Long Chopped Glass Fiber Reinforced Low-Density Unsaturated Polyester Resin under Different Initiation

Long chopped glass fiber reinforced low-density unsaturated polyester resin (LCGFR-LDUPR) composite materials with light weight and excellent mechanical properties were prepared. It was proved that long chopped glass fiber, which was in length of 15.0 mm and chopped from ER4800-T718 plied yarn, was suitable for the preparation of LCGFR-LDUPR composite samples. With the coexistence of 1.50 parts per hundred of resin (phr) of methyl ethyl ketone peroxide (MEKP-II) and 0.05 phr of cobalt naphthenate, optimal preparation parameters were obtained, which were 20.00 phr of long chopped glass fiber, 2.50 phr of NH4HCO3, at a curing temperature of 58.0 degrees C. The lowest dosage of activated radicals produced by MEKP-II and cobalt naphthenate enabled the lower curing exothermic enthalpy and the slowest crosslinking for unsaturated polyester resin to carry out, resulting in a higher curing degree of resin. It was conducive to the formation, diffusion, and distribution of bubbles in uniform size, and also to the constitution of ideal three-dimensional framework of long glass fibers in the cured sample, which resulted in the LCGFR-LDUPR composite sample presenting the apparent density (rho) of 0.68 +/- 0.02 g/cm(3), the compression strength (P) of 35.36 +/- 0.38 MPa, and the highest specific compressive strength (P-s) of 52.00 +/- 0.74 MPa/g.cm(3).
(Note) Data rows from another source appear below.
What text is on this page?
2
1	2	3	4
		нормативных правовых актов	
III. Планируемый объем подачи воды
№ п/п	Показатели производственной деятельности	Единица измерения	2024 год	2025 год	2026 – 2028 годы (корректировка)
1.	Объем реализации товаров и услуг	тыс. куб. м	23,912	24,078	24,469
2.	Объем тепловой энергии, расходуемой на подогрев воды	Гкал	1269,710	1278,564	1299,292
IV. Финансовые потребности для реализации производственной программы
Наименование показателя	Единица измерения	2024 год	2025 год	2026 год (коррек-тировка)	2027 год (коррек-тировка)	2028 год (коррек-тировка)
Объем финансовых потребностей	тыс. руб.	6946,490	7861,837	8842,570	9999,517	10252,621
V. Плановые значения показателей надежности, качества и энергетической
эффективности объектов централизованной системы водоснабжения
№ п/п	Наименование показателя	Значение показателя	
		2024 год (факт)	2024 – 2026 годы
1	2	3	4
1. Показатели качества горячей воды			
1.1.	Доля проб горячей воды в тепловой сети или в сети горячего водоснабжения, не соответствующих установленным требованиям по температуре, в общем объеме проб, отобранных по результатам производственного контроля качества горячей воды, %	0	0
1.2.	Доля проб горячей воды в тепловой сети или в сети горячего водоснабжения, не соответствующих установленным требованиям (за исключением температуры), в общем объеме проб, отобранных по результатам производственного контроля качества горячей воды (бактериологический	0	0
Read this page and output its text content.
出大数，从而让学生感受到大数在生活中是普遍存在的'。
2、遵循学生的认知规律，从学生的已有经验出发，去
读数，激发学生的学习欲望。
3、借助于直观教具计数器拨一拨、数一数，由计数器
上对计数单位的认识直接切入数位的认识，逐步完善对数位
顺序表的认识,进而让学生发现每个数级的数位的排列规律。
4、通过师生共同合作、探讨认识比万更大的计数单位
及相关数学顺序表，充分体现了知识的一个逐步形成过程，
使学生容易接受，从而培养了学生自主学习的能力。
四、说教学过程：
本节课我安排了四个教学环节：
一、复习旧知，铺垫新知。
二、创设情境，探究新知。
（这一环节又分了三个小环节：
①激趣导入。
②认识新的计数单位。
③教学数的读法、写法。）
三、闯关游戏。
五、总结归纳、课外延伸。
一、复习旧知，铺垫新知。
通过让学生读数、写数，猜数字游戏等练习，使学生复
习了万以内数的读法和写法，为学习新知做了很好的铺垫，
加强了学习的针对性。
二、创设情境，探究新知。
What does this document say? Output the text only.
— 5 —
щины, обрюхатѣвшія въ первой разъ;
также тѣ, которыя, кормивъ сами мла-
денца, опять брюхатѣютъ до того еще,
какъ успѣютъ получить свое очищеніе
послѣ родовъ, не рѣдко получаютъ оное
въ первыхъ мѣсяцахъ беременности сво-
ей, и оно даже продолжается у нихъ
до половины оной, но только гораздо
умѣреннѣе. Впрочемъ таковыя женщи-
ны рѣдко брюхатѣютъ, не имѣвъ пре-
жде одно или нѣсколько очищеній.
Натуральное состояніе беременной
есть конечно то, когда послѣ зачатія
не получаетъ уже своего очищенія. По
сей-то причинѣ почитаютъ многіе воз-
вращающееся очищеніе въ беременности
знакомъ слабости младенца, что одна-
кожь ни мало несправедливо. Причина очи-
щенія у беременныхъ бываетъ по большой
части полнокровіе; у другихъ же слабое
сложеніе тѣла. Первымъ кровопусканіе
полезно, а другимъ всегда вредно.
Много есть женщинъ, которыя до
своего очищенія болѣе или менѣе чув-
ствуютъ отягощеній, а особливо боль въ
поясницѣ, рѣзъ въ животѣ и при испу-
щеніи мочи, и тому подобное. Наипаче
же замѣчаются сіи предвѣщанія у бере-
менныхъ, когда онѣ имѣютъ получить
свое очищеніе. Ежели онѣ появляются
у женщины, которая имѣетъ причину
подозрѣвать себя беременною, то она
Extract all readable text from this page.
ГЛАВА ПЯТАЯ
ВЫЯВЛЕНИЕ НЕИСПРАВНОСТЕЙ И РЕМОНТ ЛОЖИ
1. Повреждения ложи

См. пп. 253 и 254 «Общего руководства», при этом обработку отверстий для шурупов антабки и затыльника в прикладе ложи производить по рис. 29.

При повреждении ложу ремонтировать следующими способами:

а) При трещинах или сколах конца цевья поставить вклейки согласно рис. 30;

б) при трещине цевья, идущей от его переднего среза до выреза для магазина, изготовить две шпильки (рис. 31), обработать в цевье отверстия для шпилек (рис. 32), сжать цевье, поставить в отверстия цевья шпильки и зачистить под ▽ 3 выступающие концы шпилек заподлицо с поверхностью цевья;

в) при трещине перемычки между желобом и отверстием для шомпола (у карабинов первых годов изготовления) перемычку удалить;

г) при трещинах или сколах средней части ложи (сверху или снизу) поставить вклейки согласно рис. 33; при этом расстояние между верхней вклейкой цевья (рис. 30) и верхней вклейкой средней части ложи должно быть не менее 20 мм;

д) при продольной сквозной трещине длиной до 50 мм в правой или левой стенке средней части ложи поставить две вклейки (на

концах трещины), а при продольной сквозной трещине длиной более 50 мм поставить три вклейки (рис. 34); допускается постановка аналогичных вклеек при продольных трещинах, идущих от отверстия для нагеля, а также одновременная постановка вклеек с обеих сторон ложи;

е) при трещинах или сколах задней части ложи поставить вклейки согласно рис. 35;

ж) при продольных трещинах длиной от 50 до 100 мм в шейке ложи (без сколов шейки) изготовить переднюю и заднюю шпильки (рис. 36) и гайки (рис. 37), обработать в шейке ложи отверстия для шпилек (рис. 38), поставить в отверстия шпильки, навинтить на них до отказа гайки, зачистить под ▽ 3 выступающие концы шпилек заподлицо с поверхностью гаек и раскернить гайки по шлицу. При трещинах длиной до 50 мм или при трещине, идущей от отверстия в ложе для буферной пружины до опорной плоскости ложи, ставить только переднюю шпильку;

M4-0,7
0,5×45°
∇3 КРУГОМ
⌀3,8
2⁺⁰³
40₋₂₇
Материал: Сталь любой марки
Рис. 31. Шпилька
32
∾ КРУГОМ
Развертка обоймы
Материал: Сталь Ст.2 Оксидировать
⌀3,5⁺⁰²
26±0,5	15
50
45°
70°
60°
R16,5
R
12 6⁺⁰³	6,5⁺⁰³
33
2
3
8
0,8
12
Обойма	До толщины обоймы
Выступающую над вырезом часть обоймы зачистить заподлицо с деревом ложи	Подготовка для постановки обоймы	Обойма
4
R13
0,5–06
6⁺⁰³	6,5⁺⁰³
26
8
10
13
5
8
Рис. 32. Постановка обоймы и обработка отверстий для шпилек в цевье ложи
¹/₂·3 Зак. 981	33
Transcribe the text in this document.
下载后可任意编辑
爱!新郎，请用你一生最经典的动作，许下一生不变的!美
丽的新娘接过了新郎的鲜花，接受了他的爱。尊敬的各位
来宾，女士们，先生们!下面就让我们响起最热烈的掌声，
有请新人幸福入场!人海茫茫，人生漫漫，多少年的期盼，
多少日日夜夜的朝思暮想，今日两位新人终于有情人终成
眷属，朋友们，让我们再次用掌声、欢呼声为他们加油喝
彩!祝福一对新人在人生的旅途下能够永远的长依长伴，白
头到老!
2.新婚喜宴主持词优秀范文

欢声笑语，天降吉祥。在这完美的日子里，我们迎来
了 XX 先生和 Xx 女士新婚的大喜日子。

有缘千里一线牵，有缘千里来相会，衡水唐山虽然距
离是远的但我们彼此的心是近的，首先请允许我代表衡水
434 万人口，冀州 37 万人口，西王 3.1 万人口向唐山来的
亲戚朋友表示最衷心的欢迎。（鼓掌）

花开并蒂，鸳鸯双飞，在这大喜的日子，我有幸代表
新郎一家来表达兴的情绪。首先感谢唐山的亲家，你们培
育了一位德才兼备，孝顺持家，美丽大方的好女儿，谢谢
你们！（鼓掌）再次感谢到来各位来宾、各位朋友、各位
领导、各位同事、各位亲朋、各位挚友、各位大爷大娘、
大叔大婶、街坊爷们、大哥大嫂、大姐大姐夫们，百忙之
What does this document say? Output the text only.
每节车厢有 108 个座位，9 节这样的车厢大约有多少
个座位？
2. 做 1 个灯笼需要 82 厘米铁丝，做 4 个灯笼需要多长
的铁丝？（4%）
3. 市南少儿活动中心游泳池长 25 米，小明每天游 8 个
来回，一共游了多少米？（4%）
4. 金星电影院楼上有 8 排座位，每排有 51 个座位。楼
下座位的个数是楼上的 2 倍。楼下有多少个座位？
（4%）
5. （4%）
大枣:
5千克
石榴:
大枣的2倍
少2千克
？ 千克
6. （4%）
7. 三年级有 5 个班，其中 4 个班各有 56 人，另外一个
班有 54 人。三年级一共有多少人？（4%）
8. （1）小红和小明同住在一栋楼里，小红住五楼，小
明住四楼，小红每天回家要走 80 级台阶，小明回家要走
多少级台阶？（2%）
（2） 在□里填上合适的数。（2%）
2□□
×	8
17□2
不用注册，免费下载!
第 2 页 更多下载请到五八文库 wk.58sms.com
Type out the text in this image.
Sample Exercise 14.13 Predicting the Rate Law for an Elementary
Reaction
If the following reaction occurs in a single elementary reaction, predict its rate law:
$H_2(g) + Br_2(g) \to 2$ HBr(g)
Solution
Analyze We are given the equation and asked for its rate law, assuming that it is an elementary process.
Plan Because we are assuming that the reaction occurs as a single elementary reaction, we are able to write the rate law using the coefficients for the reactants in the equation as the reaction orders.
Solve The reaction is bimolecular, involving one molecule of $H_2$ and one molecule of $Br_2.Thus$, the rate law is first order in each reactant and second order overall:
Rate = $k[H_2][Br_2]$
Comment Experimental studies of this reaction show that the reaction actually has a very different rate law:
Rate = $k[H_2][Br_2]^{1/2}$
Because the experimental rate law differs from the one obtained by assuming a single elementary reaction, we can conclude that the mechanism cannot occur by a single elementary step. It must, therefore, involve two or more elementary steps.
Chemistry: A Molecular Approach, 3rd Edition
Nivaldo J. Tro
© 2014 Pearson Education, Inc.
The work carried out an ideal three-dimensional framework of long chopped glass fiber in the reinforcement to low-density unsaturated polyester resin composite samples. It also presented the proper initiator/accelerator system of the lower curing exothermic enthalpy and the slowest crosslinking for unsaturated polyester resin.

Automated summary

This study developed lightweight and high-performance composite materials by reinforcing low-density unsaturated polyester resin with long chopped glass fibers. The optimal preparation parameters were identified, leading to improved mechanical properties and uniform bubble distribution in the cured samples.